This image is the cover for the book Green-Eyed Monster

Green-Eyed Monster

The Edgar Award–winning author of the Peter Duluth series delivers a taut mystery of a mild-mannered man out to prove himself innocent of murder.

Patrick Quentin, best known for the Peter Duluth puzzle mysteries, also penned outstanding detective novels from the 1930s through the 1960s under other pseudonyms, including Q. Patrick and Jonathan Stagge. Anthony Boucher wrote: “Quentin is particularly noted for the enviable polish and grace which make him one of the leading American fabricants of the murderous comedy of manners; but this surface smoothness conceals intricate and meticulous plot construction as faultless as that of Agatha Christie.”

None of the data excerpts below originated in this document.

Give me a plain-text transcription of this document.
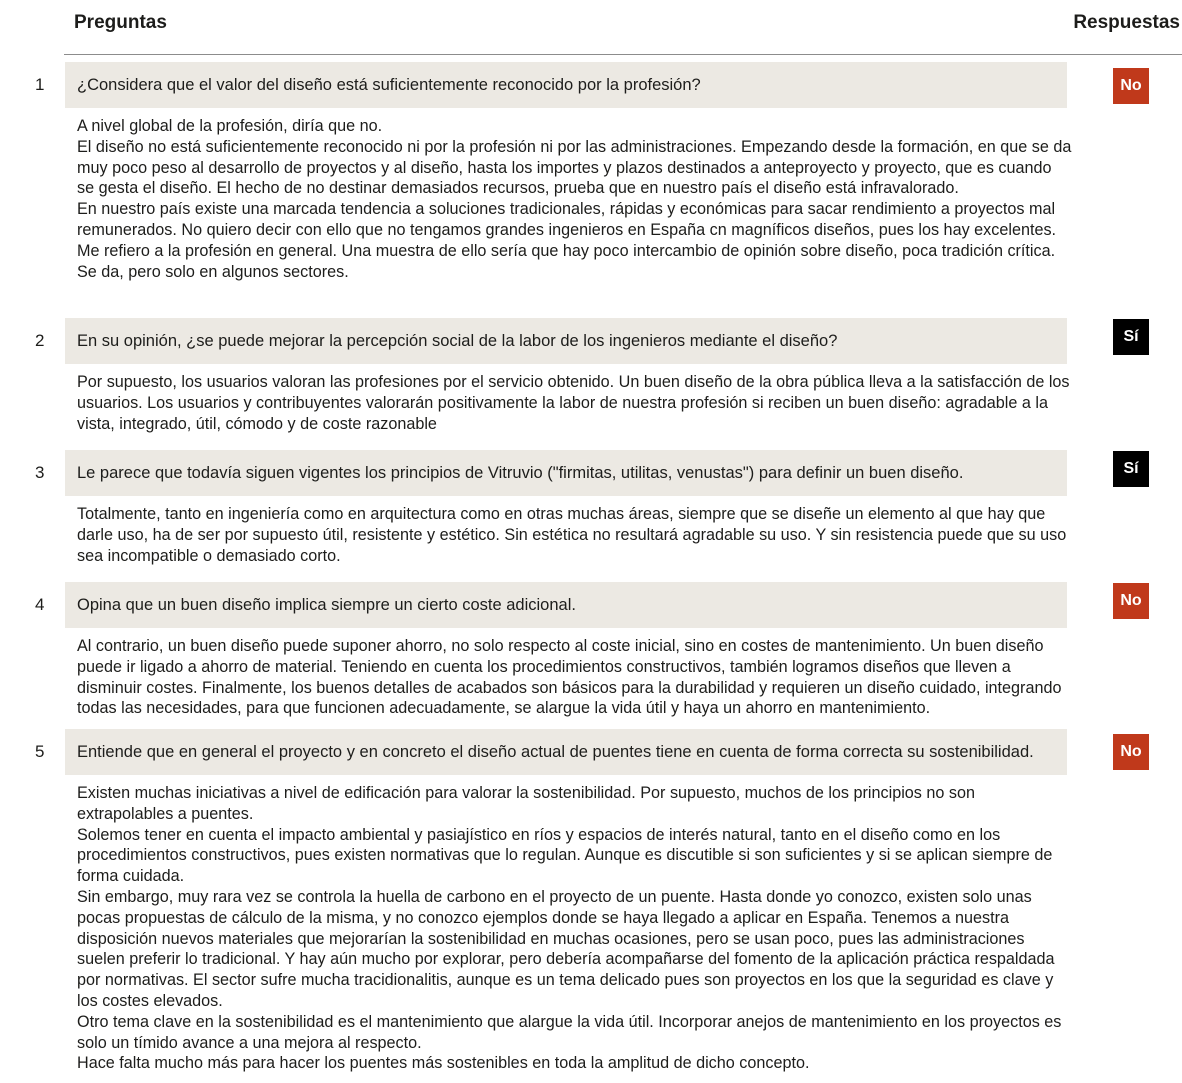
Preguntas	Respuestas
1 ¿Considera que el valor del diseño está suficientemente reconocido por la profesión?	No

A nivel global de la profesión, diría que no.

El diseño no está suficientemente reconocido ni por la profesión ni por las administraciones. Empezando desde la formación, en que se da muy poco peso al desarrollo de proyectos y al diseño, hasta los importes y plazos destinados a anteproyecto y proyecto, que es cuando se gesta el diseño. El hecho de no destinar demasiados recursos, prueba que en nuestro país el diseño está infravalorado.

En nuestro país existe una marcada tendencia a soluciones tradicionales, rápidas y económicas para sacar rendimiento a proyectos mal remunerados. No quiero decir con ello que no tengamos grandes ingenieros en España cn magníficos diseños, pues los hay excelentes. Me refiero a la profesión en general. Una muestra de ello sería que hay poco intercambio de opinión sobre diseño, poca tradición crítica. Se da, pero solo en algunos sectores.

2 En su opinión, ¿se puede mejorar la percepción social de la labor de los ingenieros mediante el diseño?	Sí

Por supuesto, los usuarios valoran las profesiones por el servicio obtenido. Un buen diseño de la obra pública lleva a la satisfacción de los usuarios. Los usuarios y contribuyentes valorarán positivamente la labor de nuestra profesión si reciben un buen diseño: agradable a la vista, integrado, útil, cómodo y de coste razonable

3 Le parece que todavía siguen vigentes los principios de Vitruvio ("firmitas, utilitas, venustas") para definir un buen diseño.	Sí

Totalmente, tanto en ingeniería como en arquitectura como en otras muchas áreas, siempre que se diseñe un elemento al que hay que darle uso, ha de ser por supuesto útil, resistente y estético. Sin estética no resultará agradable su uso. Y sin resistencia puede que su uso sea incompatible o demasiado corto.

4 Opina que un buen diseño implica siempre un cierto coste adicional.	No

Al contrario, un buen diseño puede suponer ahorro, no solo respecto al coste inicial, sino en costes de mantenimiento. Un buen diseño puede ir ligado a ahorro de material. Teniendo en cuenta los procedimientos constructivos, también logramos diseños que lleven a disminuir costes. Finalmente, los buenos detalles de acabados son básicos para la durabilidad y requieren un diseño cuidado, integrando todas las necesidades, para que funcionen adecuadamente, se alargue la vida útil y haya un ahorro en mantenimiento.

5 Entiende que en general el proyecto y en concreto el diseño actual de puentes tiene en cuenta de forma correcta su sostenibilidad.	No

Existen muchas iniciativas a nivel de edificación para valorar la sostenibilidad. Por supuesto, muchos de los principios no son extrapolables a puentes.

Solemos tener en cuenta el impacto ambiental y pasiajístico en ríos y espacios de interés natural, tanto en el diseño como en los procedimientos constructivos, pues existen normativas que lo regulan. Aunque es discutible si son suficientes y si se aplican siempre de forma cuidada.

Sin embargo, muy rara vez se controla la huella de carbono en el proyecto de un puente. Hasta donde yo conozco, existen solo unas pocas propuestas de cálculo de la misma, y no conozco ejemplos donde se haya llegado a aplicar en España. Tenemos a nuestra disposición nuevos materiales que mejorarían la sostenibilidad en muchas ocasiones, pero se usan poco, pues las administraciones suelen preferir lo tradicional. Y hay aún mucho por explorar, pero debería acompañarse del fomento de la aplicación práctica respaldada por normativas. El sector sufre mucha tracidionalitis, aunque es un tema delicado pues son proyectos en los que la seguridad es clave y los costes elevados.

Otro tema clave en la sostenibilidad es el mantenimiento que alargue la vida útil. Incorporar anejos de mantenimiento en los proyectos es solo un tímido avance a una mejora al respecto.

Hace falta mucho más para hacer los puentes más sostenibles en toda la amplitud de dicho concepto.
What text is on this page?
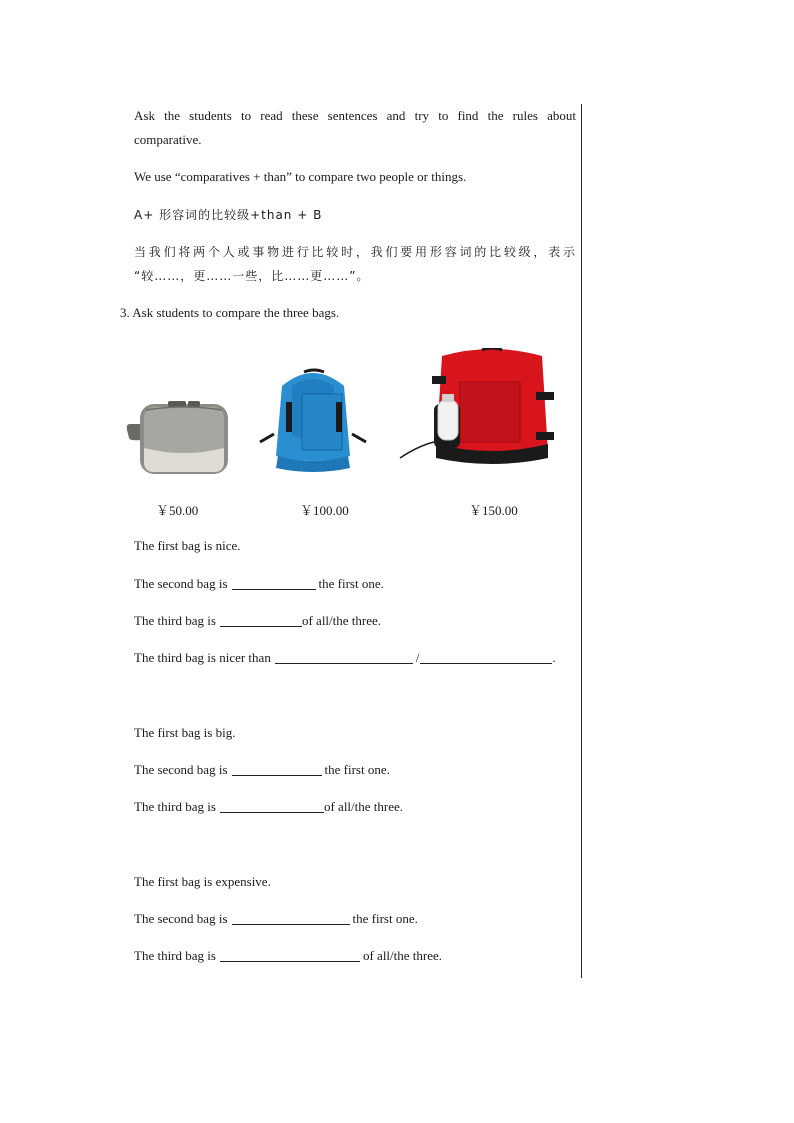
Ask the students to read these sentences and try to find the rules about
comparative.
We use “comparatives + than” to compare two people or things.
A+ 形容词的比较级+than + B
当我们将两个人或事物进行比较时，我们要用形容词的比较级，表示
“较……，更……一些，比……更……”。
3. Ask students to compare the three bags.
￥50.00	￥100.00	￥150.00
The first bag is nice.
The second bag is	the first one.
The third bag is	of all/the three.
The third bag is nicer than	/	.
The first bag is big.
The second bag is	the first one.
The third bag is	of all/the three.
The first bag is expensive.
The second bag is	the first one.
The third bag is	of all/the three.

Andrew Jordan might be called an everyman—if it meant that every man drifts through life in a perpetual haze of boredom, a completely bland creature married to a woman who neither appreciates nor loves him. Even the series of anonymous messages warning him of his wife’s infidelity spark nothing in him except a belief that whatever is wrong must be his fault.

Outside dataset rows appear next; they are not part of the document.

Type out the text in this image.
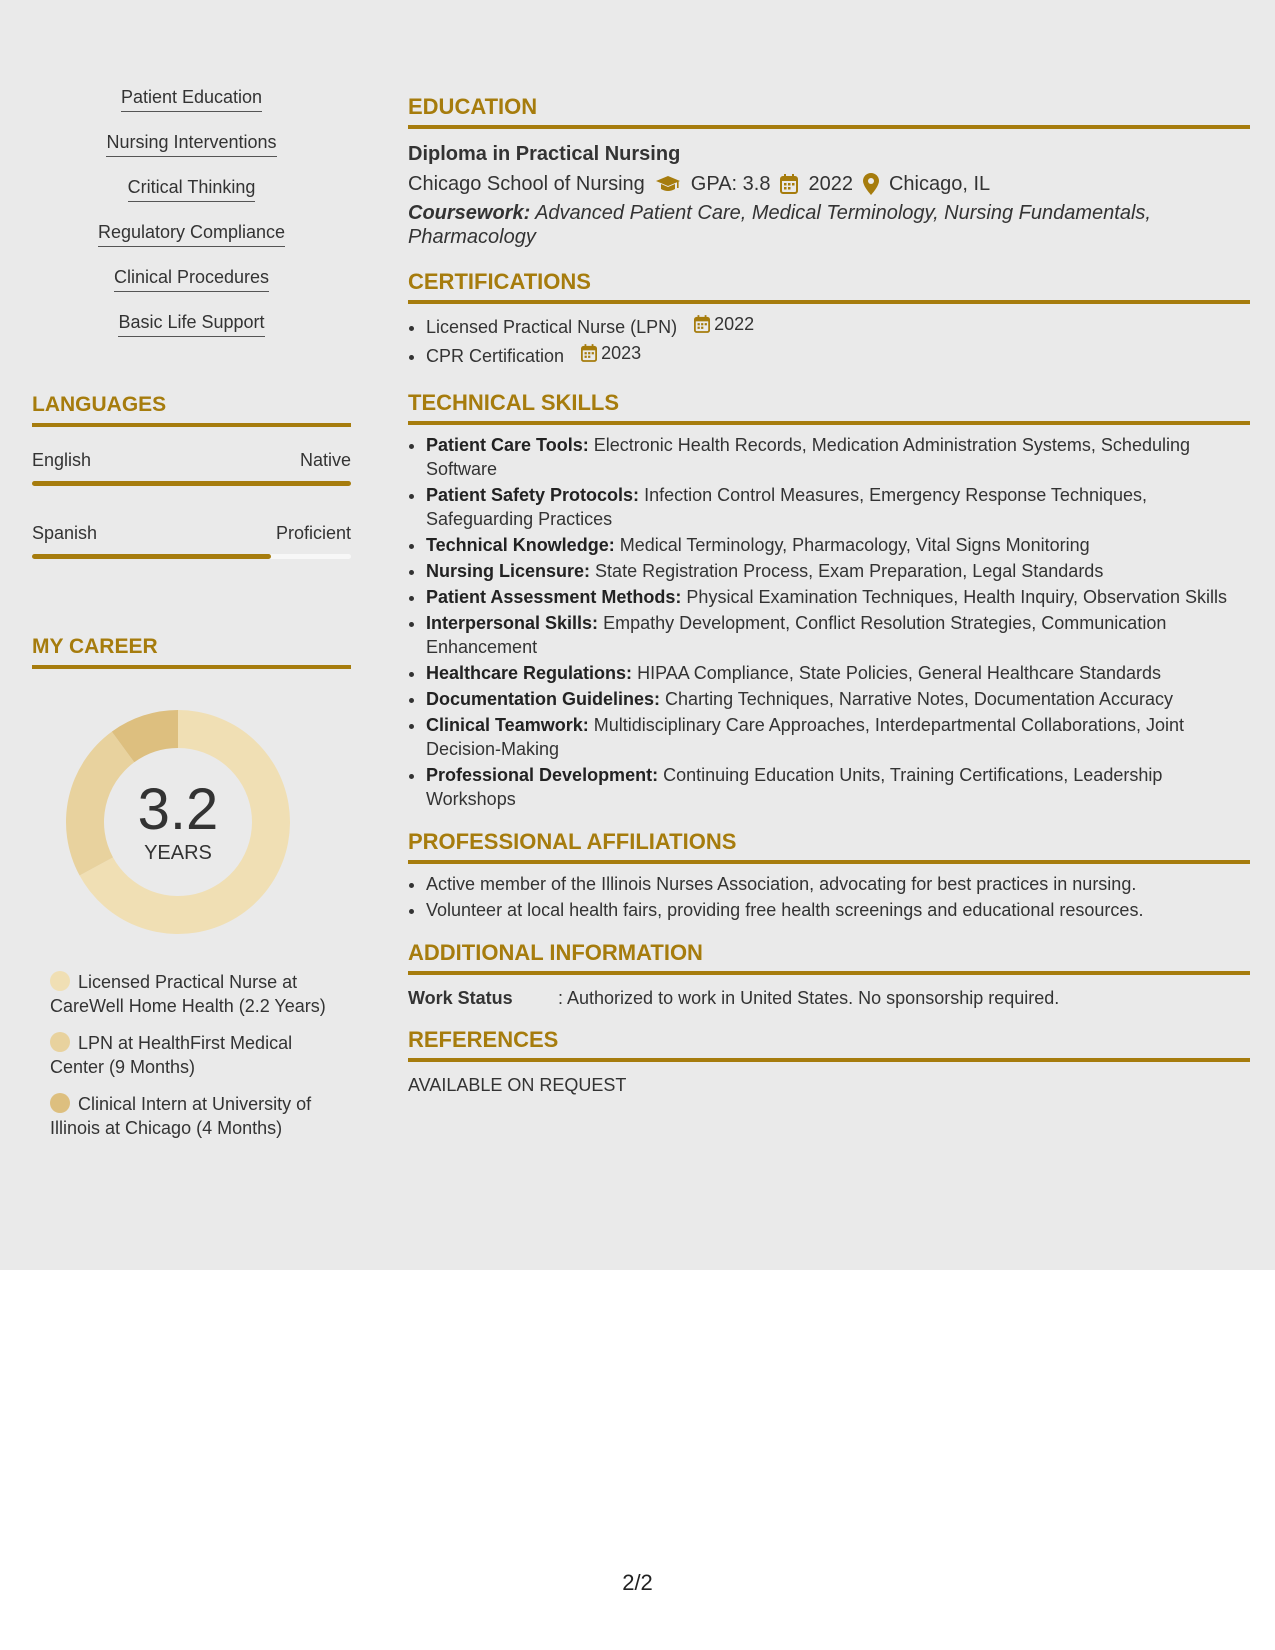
Patient Education
Nursing Interventions
Critical Thinking
Regulatory Compliance
Clinical Procedures
Basic Life Support
LANGUAGES
English	Native
Spanish	Proficient
MY CAREER
3.2
YEARS
Licensed Practical Nurse at CareWell Home Health (2.2 Years)
LPN at HealthFirst Medical Center (9 Months)
Clinical Intern at University of Illinois at Chicago (4 Months)
EDUCATION
Diploma in Practical Nursing
Chicago School of Nursing GPA: 3.8 2022 Chicago, IL
Coursework: Advanced Patient Care, Medical Terminology, Nursing Fundamentals, Pharmacology
CERTIFICATIONS
• Licensed Practical Nurse (LPN) 2022
• CPR Certification 2023
TECHNICAL SKILLS
• Patient Care Tools: Electronic Health Records, Medication Administration Systems, Scheduling Software
• Patient Safety Protocols: Infection Control Measures, Emergency Response Techniques, Safeguarding Practices
• Technical Knowledge: Medical Terminology, Pharmacology, Vital Signs Monitoring
• Nursing Licensure: State Registration Process, Exam Preparation, Legal Standards
• Patient Assessment Methods: Physical Examination Techniques, Health Inquiry, Observation Skills
• Interpersonal Skills: Empathy Development, Conflict Resolution Strategies, Communication Enhancement
• Healthcare Regulations: HIPAA Compliance, State Policies, General Healthcare Standards
• Documentation Guidelines: Charting Techniques, Narrative Notes, Documentation Accuracy
• Clinical Teamwork: Multidisciplinary Care Approaches, Interdepartmental Collaborations, Joint Decision-Making
• Professional Development: Continuing Education Units, Training Certifications, Leadership Workshops
PROFESSIONAL AFFILIATIONS
• Active member of the Illinois Nurses Association, advocating for best practices in nursing.
• Volunteer at local health fairs, providing free health screenings and educational resources.
ADDITIONAL INFORMATION
Work Status	: Authorized to work in United States. No sponsorship required.
REFERENCES
AVAILABLE ON REQUEST
2/2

Then his wife is murdered, and the meek Andrew is a prime suspect.

With no one to turn to, Andrew begins his own investigation, discovering there were more than a few people who had it in for his wife. The more he learns, the more he realizes someone is setting him up for a big fall.

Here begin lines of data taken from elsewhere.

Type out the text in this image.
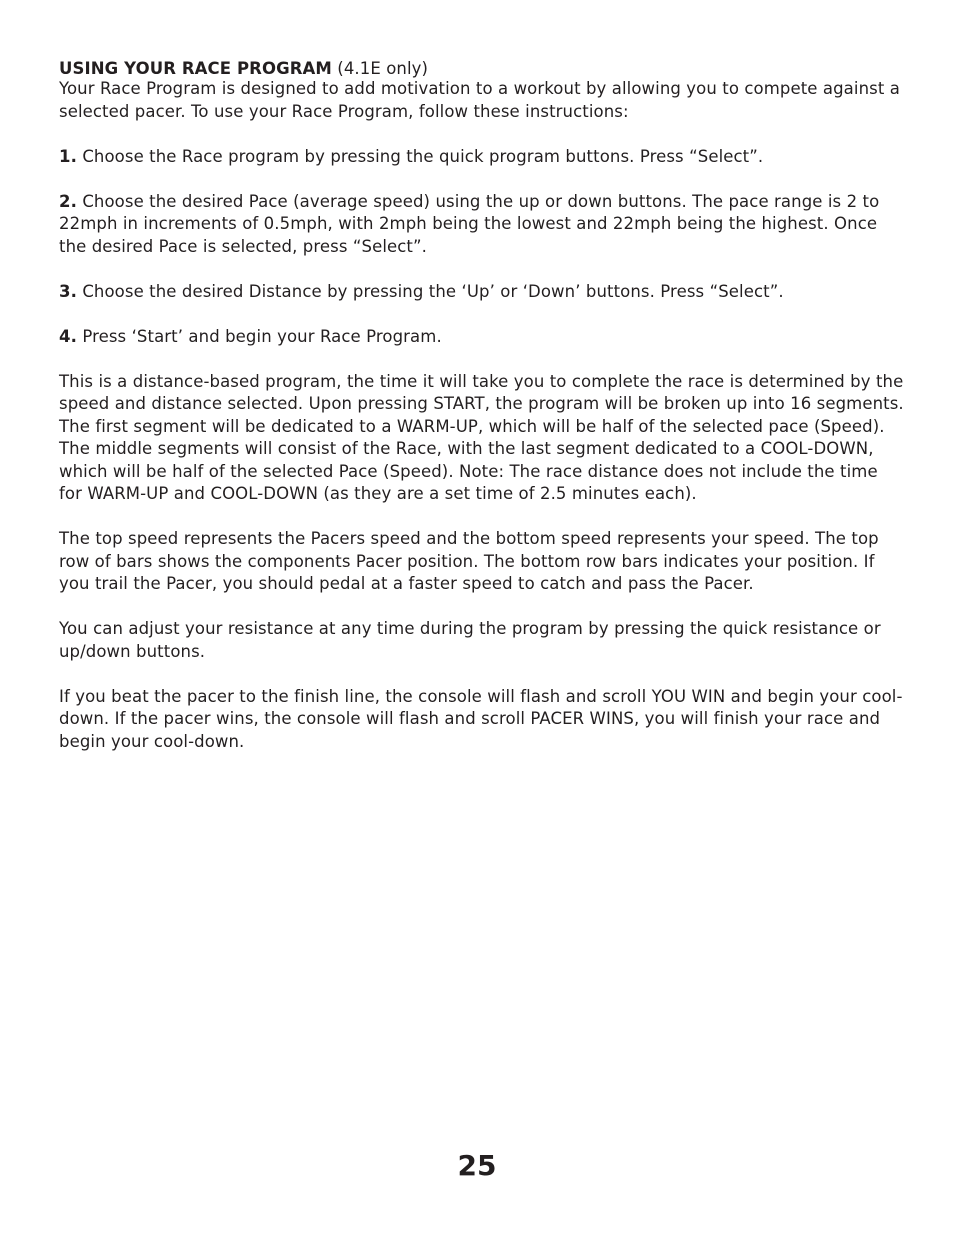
USING YOUR RACE PROGRAM (4.1E only)

Your Race Program is designed to add motivation to a workout by allowing you to compete against a selected pacer. To use your Race Program, follow these instructions:

1. Choose the Race program by pressing the quick program buttons. Press “Select”.

2. Choose the desired Pace (average speed) using the up or down buttons. The pace range is 2 to 22mph in increments of 0.5mph, with 2mph being the lowest and 22mph being the highest. Once the desired Pace is selected, press “Select”.

3. Choose the desired Distance by pressing the ‘Up’ or ‘Down’ buttons. Press “Select”.

4. Press ‘Start’ and begin your Race Program.

This is a distance-based program, the time it will take you to complete the race is determined by the speed and distance selected. Upon pressing START, the program will be broken up into 16 segments. The first segment will be dedicated to a WARM-UP, which will be half of the selected pace (Speed). The middle segments will consist of the Race, with the last segment dedicated to a COOL-DOWN, which will be half of the selected Pace (Speed). Note: The race distance does not include the time for WARM-UP and COOL-DOWN (as they are a set time of 2.5 minutes each).

The top speed represents the Pacers speed and the bottom speed represents your speed. The top row of bars shows the components Pacer position. The bottom row bars indicates your position. If you trail the Pacer, you should pedal at a faster speed to catch and pass the Pacer.

You can adjust your resistance at any time during the program by pressing the quick resistance or up/down buttons.

If you beat the pacer to the finish line, the console will flash and scroll YOU WIN and begin your cool-down. If the pacer wins, the console will flash and scroll PACER WINS, you will finish your race and begin your cool-down.

25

And if he doesn’t stand up, man up, and prove his innocence, they are going to succeed.

Patrick Quentin

Patrick Quentin, Q. Patrick, and Jonathan Stagge were pen names under which Hugh Callingham Wheeler (1912–1987), Richard Wilson Webb (1901–1966), Martha Mott Kelley (1906–2005), and Mary Louise White Aswell (1902–1984) wrote detective fiction. Most of the stories were written together by Webb and Wheeler, or by Wheeler alone. Their best-known creation is amateur sleuth Peter Duluth. In 1963, the story collection The Ordeal of Mrs. Snow was given a Special Edgar Award by the Mystery Writers of America.